Research consortia like the GenomeAsia 100K project are beginning to build the population-specific reference data needed to make genomic nutrition relevant for South Asian individuals. But the gap between current knowledge and clinically actionable recommendations is larger here than it is for European-ancestry populations.
What this means practically
If you are considering a direct-to-consumer genomic test for dietary guidance, the most reliable value you will get is in the well-established single-gene interactions: lactase persistence, APOE variant (dietary fat and cardiovascular risk context), MTHFR variants (methylated B vitamins), and caffeine metabolism.
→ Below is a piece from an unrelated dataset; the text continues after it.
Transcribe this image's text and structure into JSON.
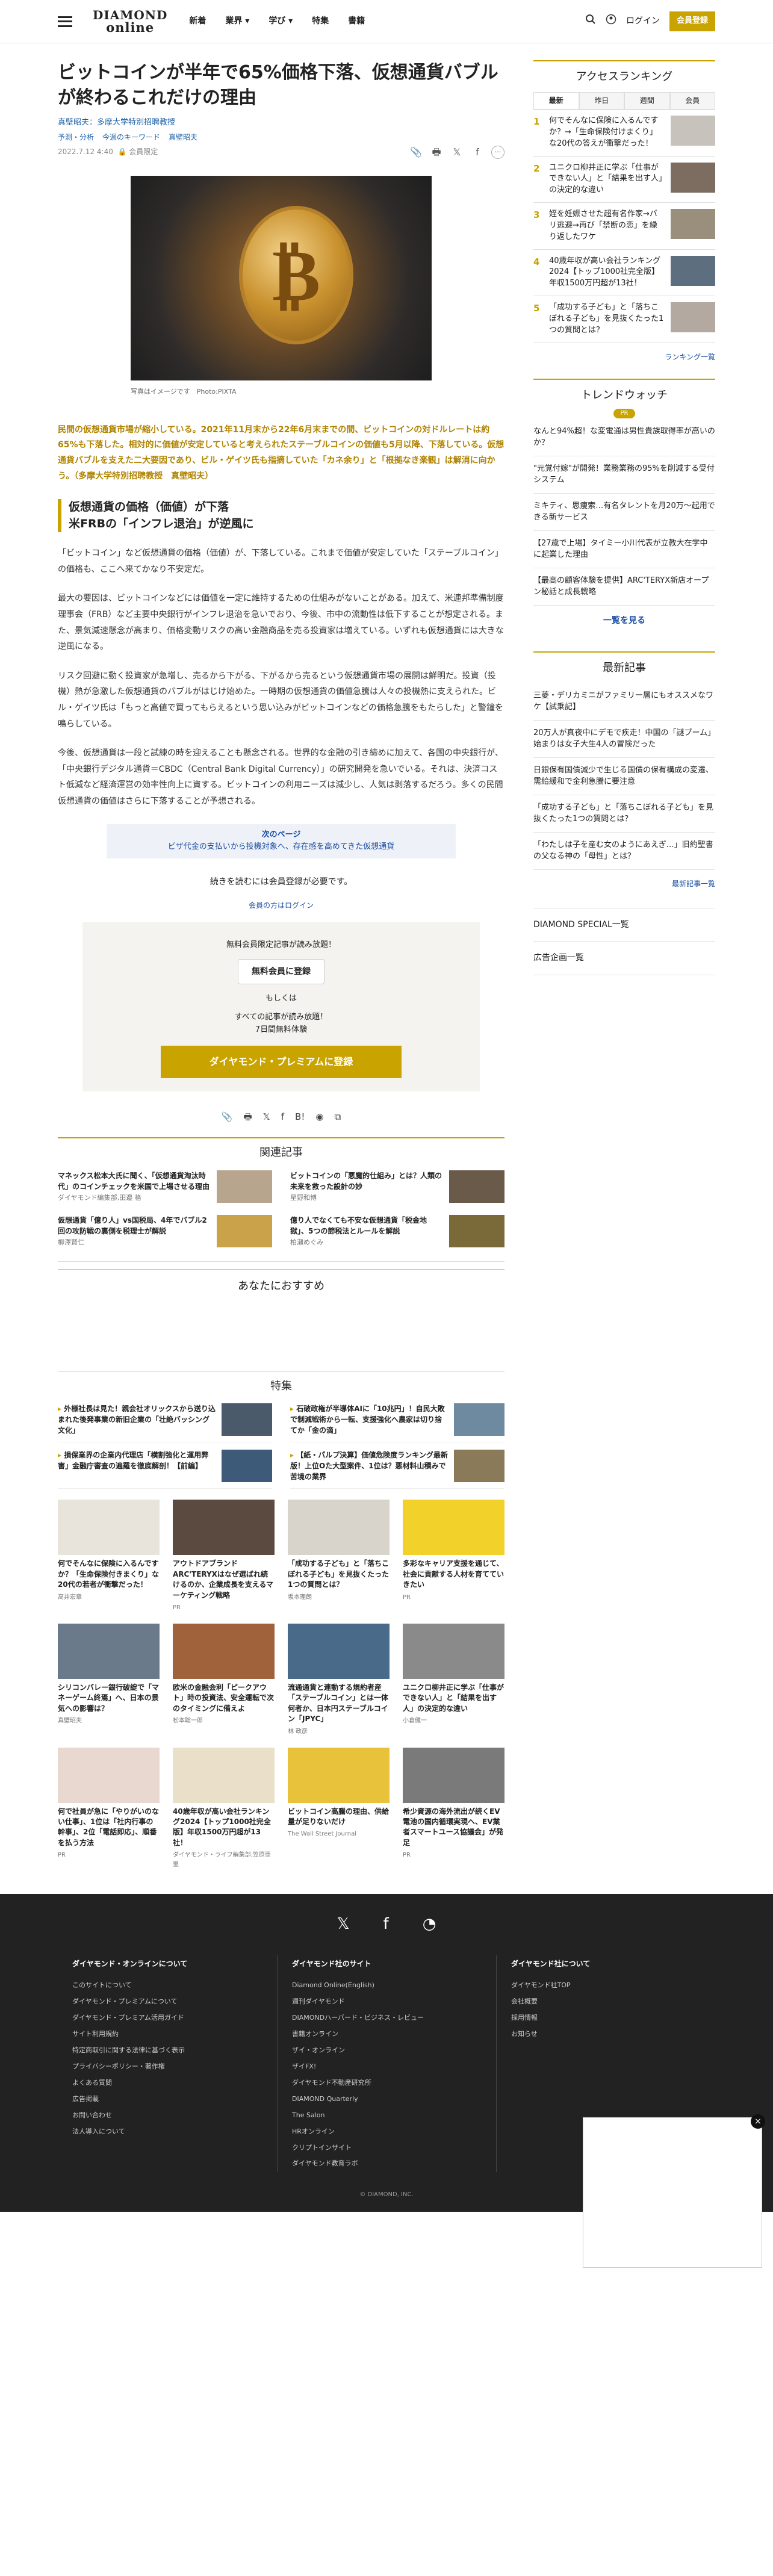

For everything else — macronutrient ratios, specific food recommendations, weight management — treat the output as directional context, not a prescription. Combine it with bloodwork, a food diary, and if you are serious about it, a clinician who specialises in preventive medicine rather than a chatbot that interprets your PDF.
Where it is going
The trajectory is clear even if the timeline is not. Continuous glucose monitors are already consumer-grade. Gut microbiome testing is improving in resolution and becoming cheaper. Polygenic score research for South Asian populations is growing. Machine learning applied to multi-omic data — combining genome, microbiome, metabolome, and wearable data — is producing models that predict individual food responses better than population-level guidelines.
Five years from now, the honest version of personalised nutrition will likely be more useful than the oversold version available today. The question is whether we can communicate clearly about what it can and cannot do in the meantime, so people do not spend money on answers that are not yet ready to be given.
The science is genuinely interesting. The premature certainty around it is not.